PAISAJES Y PAISAJANES

Antonio Pérez Henares


Locales versus generales

Los resultados de las elecciones generales van a tener sin duda un poderoso impacto en las municipales y autonómicas. Hoy todos hacen cábalas con respecto a ello. Si son estos los que ganan o si son aquellos. Si es la división del voto lo que hace que las pierdan unos y las ganen otros y la reacción subsiguiente e inmediata. Desde luego todo ello va a ser en verdad decisivo y, peros aparte, es mejor asomarse a las siguientes urnas con una victoria en la mano que con una derrota. Lo demás se queda en limitación de daños y en revancha. Pero se entra al combate con heridas. Que pueden ser mortales incluso.

Supongan los dos casos. Que Sánchez aunque gane se encuentre con mayoría absoluta contraria o que el PP se hunda por la división del voto y no llegue a sumarla con Cs y Vox. Los dos escenarios son posibles y los dos tendrían consecuencias graves para los perdedores.

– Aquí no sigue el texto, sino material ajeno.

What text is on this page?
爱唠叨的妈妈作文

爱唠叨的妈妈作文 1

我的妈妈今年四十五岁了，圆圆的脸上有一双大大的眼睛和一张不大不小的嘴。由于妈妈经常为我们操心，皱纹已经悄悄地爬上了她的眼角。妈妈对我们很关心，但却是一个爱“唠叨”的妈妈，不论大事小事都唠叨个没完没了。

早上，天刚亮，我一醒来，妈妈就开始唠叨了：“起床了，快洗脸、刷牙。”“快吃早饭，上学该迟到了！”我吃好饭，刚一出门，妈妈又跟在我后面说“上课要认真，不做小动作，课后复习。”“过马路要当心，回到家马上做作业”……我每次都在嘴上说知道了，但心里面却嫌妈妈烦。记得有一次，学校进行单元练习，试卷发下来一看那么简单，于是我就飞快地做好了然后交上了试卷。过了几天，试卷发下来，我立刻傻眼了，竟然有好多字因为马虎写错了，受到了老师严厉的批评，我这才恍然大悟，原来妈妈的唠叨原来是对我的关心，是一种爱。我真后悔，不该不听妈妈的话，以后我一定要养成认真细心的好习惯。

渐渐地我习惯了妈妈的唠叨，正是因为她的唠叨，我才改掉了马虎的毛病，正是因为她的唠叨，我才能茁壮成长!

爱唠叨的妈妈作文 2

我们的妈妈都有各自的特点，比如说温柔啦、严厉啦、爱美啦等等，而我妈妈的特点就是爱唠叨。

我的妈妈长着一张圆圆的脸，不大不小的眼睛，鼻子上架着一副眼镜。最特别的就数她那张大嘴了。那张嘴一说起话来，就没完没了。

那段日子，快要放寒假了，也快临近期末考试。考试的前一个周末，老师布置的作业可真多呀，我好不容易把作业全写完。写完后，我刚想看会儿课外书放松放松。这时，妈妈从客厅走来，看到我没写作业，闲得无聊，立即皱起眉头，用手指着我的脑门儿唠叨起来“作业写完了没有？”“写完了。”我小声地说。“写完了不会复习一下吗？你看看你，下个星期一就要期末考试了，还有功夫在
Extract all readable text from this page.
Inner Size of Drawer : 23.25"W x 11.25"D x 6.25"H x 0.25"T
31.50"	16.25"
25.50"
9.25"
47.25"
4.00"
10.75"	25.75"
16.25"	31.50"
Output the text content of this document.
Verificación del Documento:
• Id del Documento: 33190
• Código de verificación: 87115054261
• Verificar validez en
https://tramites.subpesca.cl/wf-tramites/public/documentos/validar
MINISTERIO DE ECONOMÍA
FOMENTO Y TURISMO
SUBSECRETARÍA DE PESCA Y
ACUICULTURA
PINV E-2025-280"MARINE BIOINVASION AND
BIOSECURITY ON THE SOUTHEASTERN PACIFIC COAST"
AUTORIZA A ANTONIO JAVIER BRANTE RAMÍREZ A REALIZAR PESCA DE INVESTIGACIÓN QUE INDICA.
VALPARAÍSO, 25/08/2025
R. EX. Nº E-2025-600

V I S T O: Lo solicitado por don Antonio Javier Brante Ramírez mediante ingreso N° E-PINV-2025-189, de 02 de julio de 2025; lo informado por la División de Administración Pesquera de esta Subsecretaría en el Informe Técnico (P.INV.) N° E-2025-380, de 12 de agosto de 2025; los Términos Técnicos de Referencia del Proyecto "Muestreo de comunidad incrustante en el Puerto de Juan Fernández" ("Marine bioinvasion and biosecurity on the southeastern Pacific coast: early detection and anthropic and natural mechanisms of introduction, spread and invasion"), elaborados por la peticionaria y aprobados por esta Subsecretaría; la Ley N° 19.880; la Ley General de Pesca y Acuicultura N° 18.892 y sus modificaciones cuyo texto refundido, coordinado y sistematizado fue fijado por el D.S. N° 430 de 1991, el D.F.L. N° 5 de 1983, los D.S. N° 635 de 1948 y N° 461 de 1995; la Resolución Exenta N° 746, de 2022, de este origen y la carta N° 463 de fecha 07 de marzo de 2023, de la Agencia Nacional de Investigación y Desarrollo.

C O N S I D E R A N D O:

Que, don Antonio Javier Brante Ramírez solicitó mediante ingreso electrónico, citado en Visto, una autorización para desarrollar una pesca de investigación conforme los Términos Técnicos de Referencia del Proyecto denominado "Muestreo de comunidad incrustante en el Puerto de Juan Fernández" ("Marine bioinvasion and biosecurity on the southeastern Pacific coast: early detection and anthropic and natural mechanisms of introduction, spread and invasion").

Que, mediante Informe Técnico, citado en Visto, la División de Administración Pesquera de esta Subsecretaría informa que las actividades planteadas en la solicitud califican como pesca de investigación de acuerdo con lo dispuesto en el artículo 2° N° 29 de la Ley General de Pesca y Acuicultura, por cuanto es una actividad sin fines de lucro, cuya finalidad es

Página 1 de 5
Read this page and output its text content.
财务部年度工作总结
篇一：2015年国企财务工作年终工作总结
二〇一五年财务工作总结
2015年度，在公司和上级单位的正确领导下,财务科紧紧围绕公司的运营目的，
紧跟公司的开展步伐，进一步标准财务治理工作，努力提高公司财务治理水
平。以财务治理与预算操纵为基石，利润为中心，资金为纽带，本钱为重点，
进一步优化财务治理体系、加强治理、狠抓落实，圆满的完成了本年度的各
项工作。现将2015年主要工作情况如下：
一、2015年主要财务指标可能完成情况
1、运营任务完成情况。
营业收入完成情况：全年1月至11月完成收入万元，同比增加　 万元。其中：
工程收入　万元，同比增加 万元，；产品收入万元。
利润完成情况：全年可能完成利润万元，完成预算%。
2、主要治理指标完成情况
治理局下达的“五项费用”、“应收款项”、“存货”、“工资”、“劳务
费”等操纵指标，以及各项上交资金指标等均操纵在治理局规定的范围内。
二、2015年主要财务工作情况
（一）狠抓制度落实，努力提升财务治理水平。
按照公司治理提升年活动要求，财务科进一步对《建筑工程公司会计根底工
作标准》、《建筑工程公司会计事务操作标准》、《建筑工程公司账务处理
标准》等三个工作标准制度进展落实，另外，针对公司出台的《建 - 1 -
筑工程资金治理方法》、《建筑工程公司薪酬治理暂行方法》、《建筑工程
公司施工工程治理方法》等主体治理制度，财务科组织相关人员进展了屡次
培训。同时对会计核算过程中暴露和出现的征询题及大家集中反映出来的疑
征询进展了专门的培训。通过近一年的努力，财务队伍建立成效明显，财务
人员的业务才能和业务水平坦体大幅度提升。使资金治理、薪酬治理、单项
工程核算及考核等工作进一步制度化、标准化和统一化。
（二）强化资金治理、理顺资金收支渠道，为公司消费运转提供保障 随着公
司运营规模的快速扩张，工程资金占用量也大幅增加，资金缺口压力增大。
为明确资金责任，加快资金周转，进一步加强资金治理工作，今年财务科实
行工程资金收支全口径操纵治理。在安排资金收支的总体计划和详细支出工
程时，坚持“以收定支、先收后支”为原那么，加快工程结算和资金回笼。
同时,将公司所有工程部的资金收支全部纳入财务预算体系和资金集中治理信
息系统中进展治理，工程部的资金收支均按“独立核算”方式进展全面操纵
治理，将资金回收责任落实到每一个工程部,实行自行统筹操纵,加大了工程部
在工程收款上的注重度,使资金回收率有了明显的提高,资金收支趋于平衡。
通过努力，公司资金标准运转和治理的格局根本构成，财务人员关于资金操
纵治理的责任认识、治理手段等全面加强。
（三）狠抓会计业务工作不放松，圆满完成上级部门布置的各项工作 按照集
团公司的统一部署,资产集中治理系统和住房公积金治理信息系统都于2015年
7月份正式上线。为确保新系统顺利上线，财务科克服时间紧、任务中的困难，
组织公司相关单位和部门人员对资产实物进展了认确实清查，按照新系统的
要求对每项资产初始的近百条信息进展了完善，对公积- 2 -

No hay duda en ello pero si algo que no se tiene demasiado en cuenta. Hay menos de un mes de espacio entre las unas y las otras, y por tanto no habrá gobierno formado. De hecho hasta el día 21 de mayor no se constituyen las Cortes. Por tanto no se habrá celebrado la sesión de investidura ni se habrán substanciado los pactos. Eso lo ha medido muy bien el tándem Redondo-Sánchez. El pacto muy posiblemente necesario con los separatistas, si las urnas le dan opción a ello, no se habrá consumado y hasta pueden escenificar negativas y supuestas rupturas. O sea, que los pactos van a ir todos juntos. Como cerezas engarzadas.

Sin embargo algo si se habrá ya consumado. La elección de la mesa del Congreso y del Senado y sus respectivos presidentes. Y ahí tendrán ya que retratarse. Porque sobre todo el puesto del Parlamento resulta decisivo y la mayoría en la mesa determinante para multitud de asuntos esenciales. Puede que luego, como apunta Ciudadanos, dispuesto a pactar aquí con unos y allí con otros, (cuidado que no pierda la bisagra con tanto veleteo) haya «geometría variable» pero al menos algún indicio podrá haber de por donde puede ir el tiro.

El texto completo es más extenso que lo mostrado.